Nel 2021, le separazioni sono state complessivamente 97.913 (+22,5% rispetto al 2020). Nello stesso anno, i divorzi sono stati 83.192, il 24,8% in più rispetto al 2019 e il 16,0% in meno, nel confronto con il 2016, anno di massimo relativo (99.071 divorzi), legato all’entrata in vigore (a maggio 2015) della legge sul “divorzio breve”.
Nel 2021, il tasso di separazione per 10mila abitanti (16,6 a livello nazionale) raggiunge il valore massimo in Campania (20,0), seguita da Sicilia (19,3) e Lazio (18,5), e il minimo nella Provincia Autonoma di Bolzano/Bozen (10,8). Il tasso di divorzio per 10mila abitanti, a fronte di un valore medio nazionale di 14,1, vede in testa alla graduatoria Sardegna (17,4) e Liguria (16,9), mentre agli ultimi posti si collocano Basilicata (10,5) e Provincia Autonoma di Bolzano/Bozen (11,1).
Liguria regione più anziana
Non si ferma la crescita degli indici di vecchiaia che, al 1° gennaio 2022, raggiunge quota 187,9 anziani ogni cento giovani, confermando la crescita costante dell’indice, ormai in atto da un ventennio.

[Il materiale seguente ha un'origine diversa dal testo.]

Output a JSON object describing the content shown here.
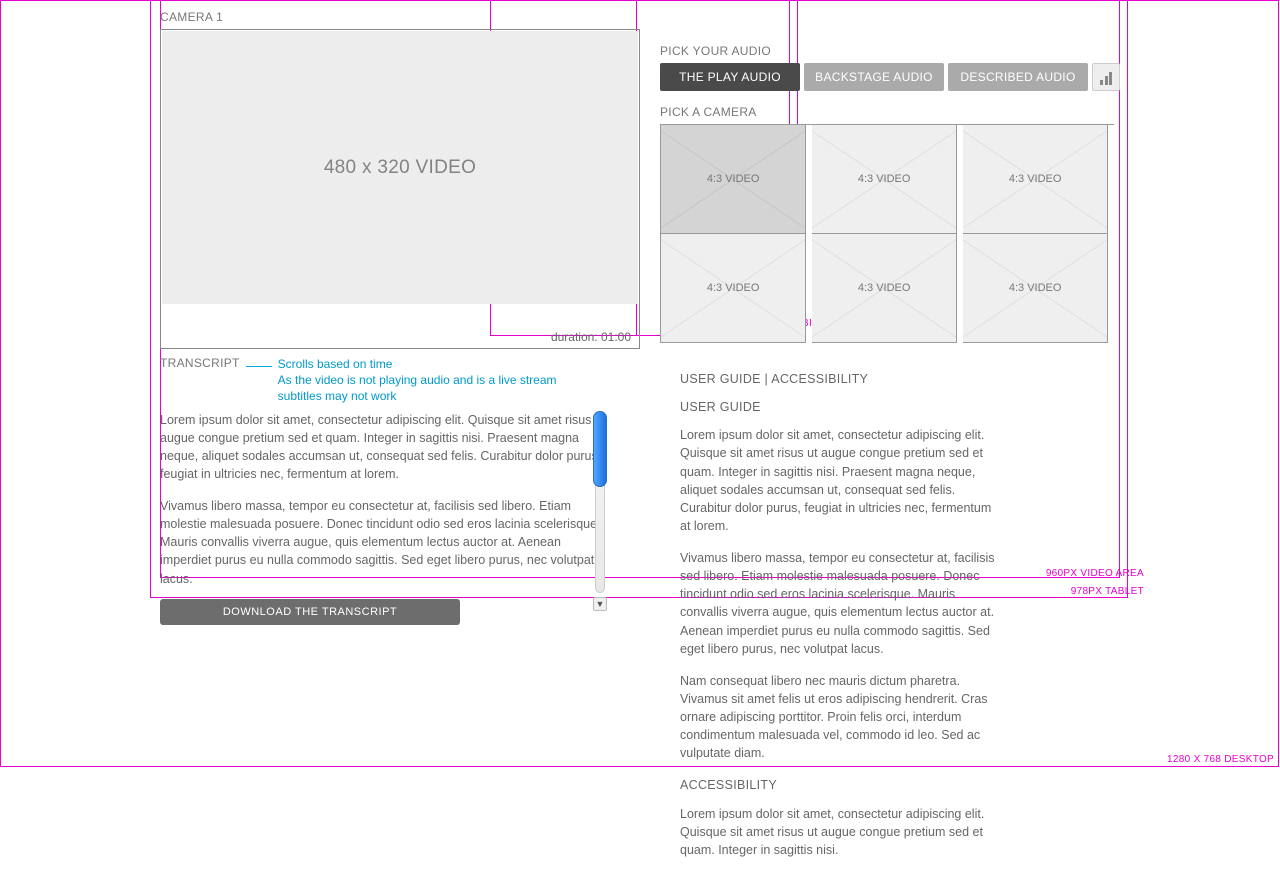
{
  "left": {
    "camera_label": "CAMERA 1",
    "video_placeholder": "480 x 320 VIDEO",
    "duration": "duration: 01:00"
  },
  "audio": {
    "heading": "PICK YOUR AUDIO",
    "options": [
      "THE PLAY AUDIO",
      "BACKSTAGE AUDIO",
      "DESCRIBED AUDIO"
    ]
  },
  "cameras": {
    "heading": "PICK A  CAMERA",
    "cell_label": "4:3 VIDEO"
  },
  "transcript": {
    "heading": "TRANSCRIPT",
    "note_line1": "Scrolls based on time",
    "note_line2": "As the video is not playing audio and is a live stream subtitles may not work",
    "para1": "Lorem ipsum dolor sit amet, consectetur adipiscing elit. Quisque sit amet risus ut augue congue pretium sed et quam. Integer in sagittis nisi. Praesent magna neque, aliquet sodales accumsan ut, consequat sed felis. Curabitur dolor purus, feugiat in ultricies nec, fermentum at lorem.",
    "para2": " Vivamus libero massa, tempor eu consectetur at, facilisis sed libero. Etiam molestie malesuada posuere. Donec tincidunt odio sed eros lacinia scelerisque. Mauris convallis viverra augue, quis elementum lectus auctor at. Aenean imperdiet purus eu nulla commodo sagittis. Sed eget libero purus, nec volutpat lacus.",
    "download": "DOWNLOAD THE TRANSCRIPT"
  },
  "guide": {
    "heading": "USER GUIDE  |  ACCESSIBILITY",
    "sub1": "USER GUIDE",
    "p1": "Lorem ipsum dolor sit amet, consectetur adipiscing elit. Quisque sit amet risus ut augue congue pretium sed et quam. Integer in sagittis nisi. Praesent magna neque, aliquet sodales accumsan ut, consequat sed felis. Curabitur dolor purus, feugiat in ultricies nec, fermentum at lorem.",
    "p2": " Vivamus libero massa, tempor eu consectetur at, facilisis sed libero. Etiam molestie malesuada posuere. Donec tincidunt odio sed eros lacinia scelerisque. Mauris convallis viverra augue, quis elementum lectus auctor at. Aenean imperdiet purus eu nulla commodo sagittis. Sed eget libero purus, nec volutpat lacus.",
    "p3": "Nam consequat libero nec mauris dictum pharetra. Vivamus sit amet felis ut eros adipiscing hendrerit. Cras ornare adipiscing porttitor. Proin felis orci, interdum condimentum malesuada vel, commodo id leo. Sed ac vulputate diam.",
    "sub2": "ACCESSIBILITY",
    "p4": "Lorem ipsum dolor sit amet, consectetur adipiscing elit. Quisque sit amet risus ut augue congue pretium sed et quam. Integer in sagittis nisi."
  },
  "frames": {
    "desktop": "1280 X 768 DESKTOP",
    "tablet": "978PX  TABLET",
    "video": "960PX  VIDEO AREA",
    "mobile": "300PX  SPACES MOBILE"
  }
}
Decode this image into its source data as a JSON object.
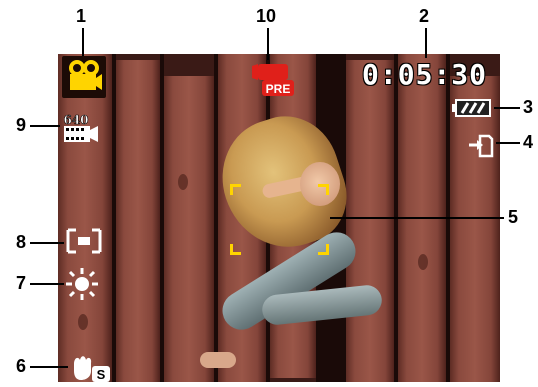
{
  "callouts": {
    "n1": "1",
    "n2": "2",
    "n3": "3",
    "n4": "4",
    "n5": "5",
    "n6": "6",
    "n7": "7",
    "n8": "8",
    "n9": "9",
    "n10": "10"
  },
  "viewfinder": {
    "mode_icon": "video-camera-icon",
    "rec_badge_text": "PRE",
    "timer": "0:05:30",
    "battery_icon": "battery-icon",
    "storage_icon": "memory-card-icon",
    "resolution_label": "640",
    "focus_icon": "focus-frame-icon",
    "white_balance_icon": "sun-icon",
    "stabilizer_label": "S"
  },
  "colors": {
    "accent_yellow": "#ffd400",
    "record_red": "#e0201a",
    "text_white": "#ffffff"
  }
}
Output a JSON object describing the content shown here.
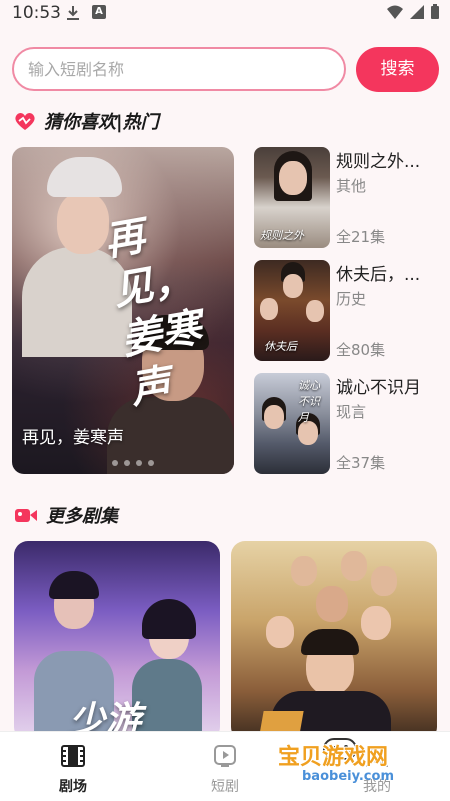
{
  "status_bar": {
    "time": "10:53"
  },
  "search": {
    "placeholder": "输入短剧名称",
    "button_label": "搜索"
  },
  "section_guess": {
    "title": "猜你喜欢|热门"
  },
  "featured": {
    "title_art": "再见，姜寒声",
    "caption": "再见，姜寒声"
  },
  "side_list": [
    {
      "title": "规则之外...",
      "genre": "其他",
      "episodes": "全21集",
      "thumb_text": "规则之外"
    },
    {
      "title": "休夫后，...",
      "genre": "历史",
      "episodes": "全80集",
      "thumb_text": "休夫后"
    },
    {
      "title": "诚心不识月",
      "genre": "现言",
      "episodes": "全37集",
      "thumb_text": "诚心不识月"
    }
  ],
  "section_more": {
    "title": "更多剧集"
  },
  "more_cards": [
    {
      "poster_text": "少游"
    },
    {
      "poster_text": ""
    }
  ],
  "bottom_nav": [
    {
      "label": "剧场",
      "active": true
    },
    {
      "label": "短剧",
      "active": false
    },
    {
      "label": "我的",
      "active": false
    }
  ],
  "watermark": {
    "title": "宝贝游戏网",
    "url": "baobeiy.com"
  },
  "colors": {
    "accent": "#f4365d",
    "border": "#f08aa4",
    "bg": "#fdf6f7"
  }
}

Tra le Regioni, è sempre la Liguria a detenere il valore più elevato dell’indice di vecchiaia (267,2), mentre la Campania (143,6) presenta il valore più basso. In ambito Ue, l’Italia è il Paese con il più alto indice di vecchiaia e fa parte del gruppo dei Paesi con indice di dipendenza più elevato della media europea (56,0).

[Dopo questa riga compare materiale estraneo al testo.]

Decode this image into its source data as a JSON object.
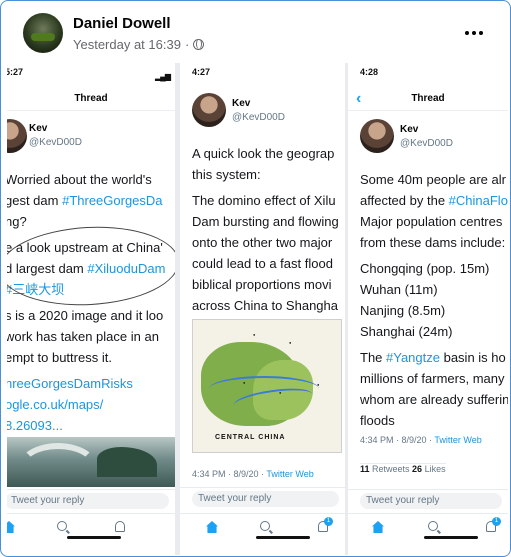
{
  "post": {
    "author": "Daniel Dowell",
    "timestamp": "Yesterday at 16:39",
    "separator": "·",
    "privacy_icon": "globe-icon",
    "more_icon": "more-horizontal-icon"
  },
  "panel1": {
    "status_time": "5:27",
    "nav_title": "Thread",
    "user_name": "Kev",
    "user_handle": "@KevD00D",
    "lines": [
      {
        "pre": "Worried about the world's",
        "link": "",
        "post": ""
      },
      {
        "pre": "gest dam ",
        "link": "#ThreeGorgesDa",
        "post": ""
      },
      {
        "pre": "ng?",
        "link": "",
        "post": ""
      },
      {
        "pre": "e a look upstream at China'",
        "link": "",
        "post": ""
      },
      {
        "pre": "d largest dam ",
        "link": "#XiluoduDam",
        "post": ""
      },
      {
        "pre": "",
        "link": "#三峡大坝",
        "post": ""
      },
      {
        "pre": "s is a 2020 image and it loo",
        "link": "",
        "post": ""
      },
      {
        "pre": " work has taken place in an",
        "link": "",
        "post": ""
      },
      {
        "pre": "empt to buttress it.",
        "link": "",
        "post": ""
      }
    ],
    "link_lines": [
      "hreeGorgesDamRisks",
      "ogle.co.uk/maps/",
      "8.26093..."
    ],
    "reply_placeholder": "Tweet your reply"
  },
  "panel2": {
    "status_time": "4:27",
    "user_name": "Kev",
    "user_handle": "@KevD00D",
    "lines": [
      "A quick look the geograp",
      "this system:",
      "The domino effect of Xilu",
      "Dam bursting and flowing",
      "onto the other two major",
      "could lead to a fast flood",
      "biblical proportions movi",
      "across China to Shangha"
    ],
    "map_label": "CENTRAL CHINA",
    "tweet_time": "4:34 PM · 8/9/20 · ",
    "tweet_source": "Twitter Web",
    "reply_placeholder": "Tweet your reply",
    "badge": "1"
  },
  "panel3": {
    "status_time": "4:28",
    "nav_title": "Thread",
    "user_name": "Kev",
    "user_handle": "@KevD00D",
    "lines": [
      {
        "pre": "Some 40m people are alr",
        "link": ""
      },
      {
        "pre": "affected by the ",
        "link": "#ChinaFlo"
      },
      {
        "pre": "Major population centres",
        "link": ""
      },
      {
        "pre": "from these dams include:",
        "link": ""
      }
    ],
    "cities": [
      "Chongqing (pop. 15m)",
      "Wuhan (11m)",
      "Nanjing (8.5m)",
      "Shanghai (24m)"
    ],
    "lines2": [
      {
        "pre": "The ",
        "link": "#Yangtze",
        "post": " basin is ho"
      },
      {
        "pre": "millions of farmers, many",
        "link": "",
        "post": ""
      },
      {
        "pre": "whom are already suffering",
        "link": "",
        "post": ""
      },
      {
        "pre": "floods",
        "link": "",
        "post": ""
      }
    ],
    "tweet_time": "4:34 PM · 8/9/20 · ",
    "tweet_source": "Twitter Web",
    "retweets": "11",
    "retweets_label": " Retweets ",
    "likes": "26",
    "likes_label": " Likes",
    "reply_placeholder": "Tweet your reply",
    "badge": "1"
  }
}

Nel 2022, la speranza di vita alla nascita della popolazione residente italiana è di 80,5 anni per i maschi e di 84,8 per le femmine. Si vive mediamente più a lungo al Centro-Nord, soprattutto nella Provincia Autonoma di Trento, dove la speranza di vita è di 81,9 anni, per i maschi e 86,3, per le femmine. Il valore minimo della speranza di vita si ha in Campania, sia per i maschi (78,8 anni), sia per le femmine (83,1 anni). L’Italia è tra i Paesi europei con la speranza di vita alla nascita più elevata.